I'm trying to create a 100% Stacked Bar Chart in MatPlotLib using the College Scorecard data from this site.
There are 38 columns that are: Percentage of degrees awarded in [insert area of study here] This explains why there are 38 fields!
And I have a subset of schools for which I'd like to do this stacked chart for.
I tried to follow the instructions here. Yes. It's pretty long code but I wanted to play it by the book. (plus I've always had good luck with this blog) The data came with these PCIP (Percent of degrees awarded by area of study), came in percentage form so I didn't have to follow Chris' calculations because they were already completed.
I'm getting errors when I run the code:
bar_width = 1
bar_l = [i for i in range(len(df['PCIP01']))]
tick_pos = [i+(bar_width/2) for i in bar_l]
# Create a figure with a single subplot
f, ax = plt.subplots(1, figsize=(10,5))
ax.bar(bar_l,
degrees.PCIP01,
label='PCIP01',
alpha=0.9,
color='#2D014B',
width=bar_width
)
ax.bar(bar_l,
PCIP04,
label='PCIP04',
alpha=0.9,
color='#28024E',
width=bar_width
)
[and so on and so forth for all of the remaining 36 fields
# Set the ticks to be School names
plt.xticks(tick_pos, degrees['INSTNM'])
ax.set_ylabel("Percentage")
ax.set_xlabel("")
# Let the borders of the graphic
plt.xlim([min(tick_pos)-bar_width, max(tick_pos)+bar_width])
plt.ylim(-10, 110)
# rotate axis labels
plt.setp(plt.gca().get_xticklabels(), rotation=45, horizontalalignment='right')
# shot plot
And this was the error I received:
ValueError Traceback (most recent call last)
<ipython-input-91-019d33be36c2> in <module>()
7 alpha=0.9,
8 color='#2D014B',
----> 9 width=bar_width
10 )
11 ax.bar(bar_l,
C:\Users\MYLOCATION\Anaconda3\lib\site-packages\matplotlib\__init__.py in inner(ax, *args, **kwargs)
1889 warnings.warn(msg % (label_namer, func.__name__),
1890 RuntimeWarning, stacklevel=2)
-> 1891 return func(ax, *args, **kwargs)
1892 pre_doc = inner.__doc__
1893 if pre_doc is None:
C:\Users\MYLOCATION\Anaconda3\lib\site-packages\matplotlib\axes\_axes.py in bar(self, left, height, width, bottom, **kwargs)
2077 if len(height) != nbars:
2078 raise ValueError("incompatible sizes: argument 'height' "
-> 2079 "must be length %d or scalar" % nbars)
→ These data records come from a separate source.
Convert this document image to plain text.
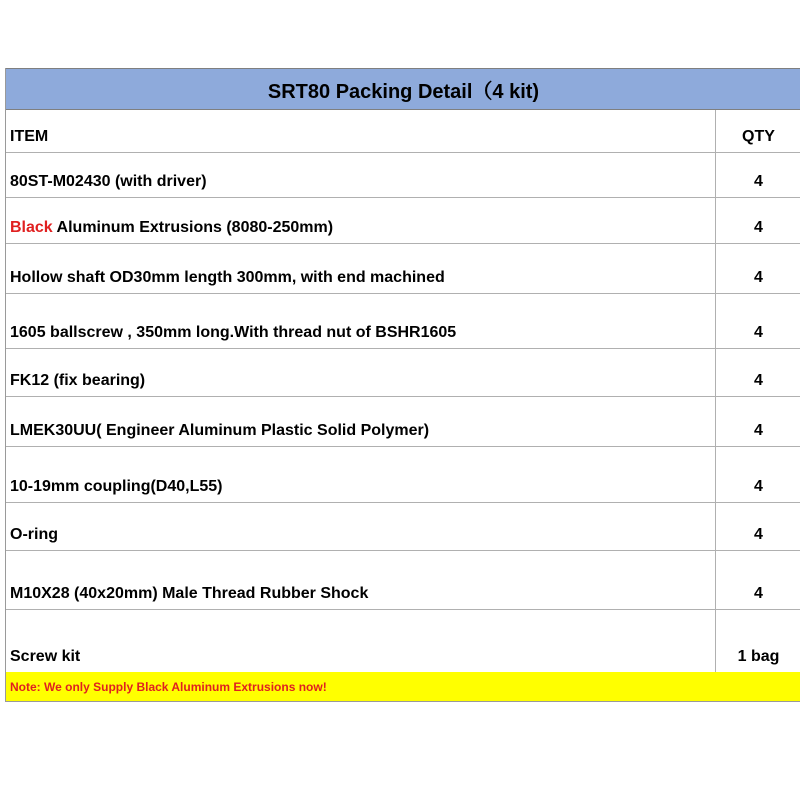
SRT80 Packing Detail（4 kit)
ITEM	QTY
80ST-M02430 (with driver)	4
Black Aluminum Extrusions (8080-250mm)	4
Hollow shaft OD30mm length 300mm, with end machined	4
1605 ballscrew , 350mm long.With thread nut of BSHR1605	4
FK12 (fix bearing)	4
LMEK30UU( Engineer Aluminum Plastic Solid Polymer)	4
10-19mm coupling(D40,L55)	4
O-ring	4
M10X28 (40x20mm) Male Thread Rubber Shock	4
Screw kit	1 bag
Note: We only Supply Black Aluminum Extrusions now!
2080 if len(width) != nbars:
2081 raise ValueError("incompatible sizes: argument 'width' "
ValueError: incompatible sizes: argument 'height' must be length 38678 or scalar
Can anyone assist me with simplfying this code so I can create this stacked 100% Bar Chart?
Firstly, there are a lot of universities in this dataset, maybe a stacked bar plot isn't the best idea?
Anyway, you can loop through each type of degree and add another bar. To create a stacked bar you just change the bottom position of each bar.
import pandas as pd
import matplotlib.pyplot as plt
from cycler import cycler
import numpy as np
df = pd.read_csv('scorecard.csv')
df = df.ix[0:10]
degList = [i for i in df.columns if i[0:4]=='PCIP']
bar_l = range(df.shape[0])
cm = plt.get_cmap('nipy_spectral')
f, ax = plt.subplots(1, figsize=(10,5))
ax.set_prop_cycle(cycler('color',[cm(1.*i/len(degList)) for i in range(len(degList))]))
bottom = np.zeros_like(bar_l).astype('float')
for i, deg in enumerate(degList):
ax.bar(bar_l, df[deg], bottom = bottom, label=deg)
bottom += df[deg].values
ax.set_xticks(bar_l)
ax.set_xticklabels(df['INSTNM'].values, rotation=90, size='x-small')
ax.legend(loc="upper left", bbox_to_anchor=(1,1), ncol=2, fontsize='x-small')
f.subplots_adjust(right=0.75, bottom=0.4)
f.show()
You can modify this code to get exactly what you want (for example it seems you want percentage rather than fraction, so just multiply each degree column by 100). For testing I took the first 10 universities which results in this plot:
With 10 universities it is already quite a busy plot - with 100 universities it is practically unreadable:
I can guarantee that with almost 8000 universities this stacked bar plot will be completely unreadable. Maybe consider another way to represent the data?